The crowd of attendees appeared quite upbeat and eager to see the new technology that is always promised and often delivered by exhibitors in this venue.
Full screen, tablet-like devices could be found in almost every section of the Nangang Exhibit Hall, but many were encased in glass enclosures, tempting and sleek looking, but inaccessible, leaving lots of questions about usability, weight, tactile experience, and utility.
For platforms available to the general public, these "new" solutions are mostly direct derivatives of the PC ecosystem that dominates Computex and the Taiwan design experience: Windows or Linux operating systems, Intel ATOM CPUs, integrated cameras, lots of I/O ports, and proposed battery life in the same range as existing notebook and netbook solutions.
Some examples continued to remind the exhibit visitors that even in a new, sexy form factor, remnants of the "PC experience" will continue to haunt early adopters, thanks to limitations in the maturity of these systems.
In a world where the bar has now been raised by the introduction of function-dedicated consumer products, another very interesting factor has crept into the measurement criteria.
Consumers have now been exposed to solutions that perform limited functions and therefore the specifications for these new tools actually reference value to the user in a defined context.
For example, when purchasing an MP3 player, the consumer expects the figure that references storage capacity to mean space usable by them for storing songs. In an eReader, available storage space refers to how many books or documents they can store for future consumption.
The general purpose nature of the PC architecture means that typical numbers for similar specifications for capacity has a totally ambiguous meaning when referring to any specific activity.
When you purchase a notebook with a 256Gbyte hard drive, that number does not reference the space that is available for you. Instead, that number references the total amount of space that you will share with the operating system, required system utilities, your purchased applications, and a thousand drivers for printers that you will never install.
The figure provided describing the amount of main memory could be multiple gigabytes, but the amount of that memory that will be occupied by your data and applications versus the operating system and required utilities is unstated.

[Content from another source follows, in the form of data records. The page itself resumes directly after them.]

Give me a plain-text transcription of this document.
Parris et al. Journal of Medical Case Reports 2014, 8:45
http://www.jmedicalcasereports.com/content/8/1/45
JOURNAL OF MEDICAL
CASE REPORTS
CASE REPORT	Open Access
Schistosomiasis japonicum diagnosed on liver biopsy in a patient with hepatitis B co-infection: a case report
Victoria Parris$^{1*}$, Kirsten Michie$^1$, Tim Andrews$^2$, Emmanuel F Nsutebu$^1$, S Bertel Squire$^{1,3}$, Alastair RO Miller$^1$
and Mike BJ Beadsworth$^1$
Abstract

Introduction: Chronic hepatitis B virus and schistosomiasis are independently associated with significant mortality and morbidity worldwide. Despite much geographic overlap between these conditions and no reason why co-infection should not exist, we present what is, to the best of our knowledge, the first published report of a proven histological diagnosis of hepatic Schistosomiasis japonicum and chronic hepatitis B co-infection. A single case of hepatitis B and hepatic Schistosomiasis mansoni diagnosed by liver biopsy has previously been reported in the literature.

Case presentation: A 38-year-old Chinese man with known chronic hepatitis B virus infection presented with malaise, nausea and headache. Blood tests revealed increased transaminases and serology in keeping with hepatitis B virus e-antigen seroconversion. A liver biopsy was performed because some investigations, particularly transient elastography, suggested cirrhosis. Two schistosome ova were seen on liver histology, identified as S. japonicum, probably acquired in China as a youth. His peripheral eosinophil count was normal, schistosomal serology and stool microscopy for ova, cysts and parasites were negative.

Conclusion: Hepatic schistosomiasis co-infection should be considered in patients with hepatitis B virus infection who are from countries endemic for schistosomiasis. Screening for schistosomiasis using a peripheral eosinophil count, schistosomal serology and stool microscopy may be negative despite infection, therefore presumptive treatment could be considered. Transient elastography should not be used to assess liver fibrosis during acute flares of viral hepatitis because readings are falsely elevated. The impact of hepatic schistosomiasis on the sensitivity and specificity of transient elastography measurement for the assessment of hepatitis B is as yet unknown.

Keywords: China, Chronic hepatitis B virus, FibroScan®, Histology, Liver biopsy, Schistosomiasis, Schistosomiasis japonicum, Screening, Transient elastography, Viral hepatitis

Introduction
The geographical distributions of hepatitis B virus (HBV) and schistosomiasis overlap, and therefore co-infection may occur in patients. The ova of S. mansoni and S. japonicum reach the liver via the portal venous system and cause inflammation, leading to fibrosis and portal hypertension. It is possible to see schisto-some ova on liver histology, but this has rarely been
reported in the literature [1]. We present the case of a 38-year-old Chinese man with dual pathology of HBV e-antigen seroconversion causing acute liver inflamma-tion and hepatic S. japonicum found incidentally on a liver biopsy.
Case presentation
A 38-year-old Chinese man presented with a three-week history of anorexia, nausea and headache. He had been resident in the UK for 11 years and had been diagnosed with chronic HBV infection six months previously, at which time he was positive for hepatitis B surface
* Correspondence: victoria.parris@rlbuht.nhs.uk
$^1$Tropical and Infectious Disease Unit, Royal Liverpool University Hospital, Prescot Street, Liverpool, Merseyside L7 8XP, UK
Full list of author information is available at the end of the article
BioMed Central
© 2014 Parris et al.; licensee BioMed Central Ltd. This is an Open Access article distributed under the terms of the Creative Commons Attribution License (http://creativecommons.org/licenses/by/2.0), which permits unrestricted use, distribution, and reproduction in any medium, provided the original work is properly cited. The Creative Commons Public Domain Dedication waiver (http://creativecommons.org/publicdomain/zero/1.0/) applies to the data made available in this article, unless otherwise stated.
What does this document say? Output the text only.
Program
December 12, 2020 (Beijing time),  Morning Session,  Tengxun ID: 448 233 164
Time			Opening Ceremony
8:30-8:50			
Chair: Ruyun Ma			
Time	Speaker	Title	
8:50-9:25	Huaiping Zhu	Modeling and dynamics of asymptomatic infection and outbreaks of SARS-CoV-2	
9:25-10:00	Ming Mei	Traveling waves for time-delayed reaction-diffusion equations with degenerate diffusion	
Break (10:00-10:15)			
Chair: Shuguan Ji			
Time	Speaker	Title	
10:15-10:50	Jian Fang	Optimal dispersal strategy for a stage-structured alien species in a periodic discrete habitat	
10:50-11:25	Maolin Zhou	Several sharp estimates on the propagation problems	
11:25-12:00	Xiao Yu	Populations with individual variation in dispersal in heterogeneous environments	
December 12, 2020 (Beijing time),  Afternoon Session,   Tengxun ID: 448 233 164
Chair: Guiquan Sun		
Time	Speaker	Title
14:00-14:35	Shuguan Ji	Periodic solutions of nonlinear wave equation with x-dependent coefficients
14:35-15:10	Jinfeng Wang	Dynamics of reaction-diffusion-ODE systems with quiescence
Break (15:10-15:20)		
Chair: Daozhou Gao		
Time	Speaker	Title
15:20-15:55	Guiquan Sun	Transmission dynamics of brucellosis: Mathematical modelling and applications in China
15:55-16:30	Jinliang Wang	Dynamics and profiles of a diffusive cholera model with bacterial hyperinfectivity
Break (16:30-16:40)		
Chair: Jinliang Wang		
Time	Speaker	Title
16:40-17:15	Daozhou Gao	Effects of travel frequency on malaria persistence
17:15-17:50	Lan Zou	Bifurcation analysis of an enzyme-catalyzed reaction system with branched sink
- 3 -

Clearly, Computex 2010 has to be considered Day 1 in the deployment of PC technology into the realm of application-specific, consumer-focused solutions. Day 1 products are not ready for prime time, but the talent and energy of the teams around the world who develop silicon, displays, power supplies, and especially software for this ecosystem will certainly respond to the market opportunity that has been defined by their competition.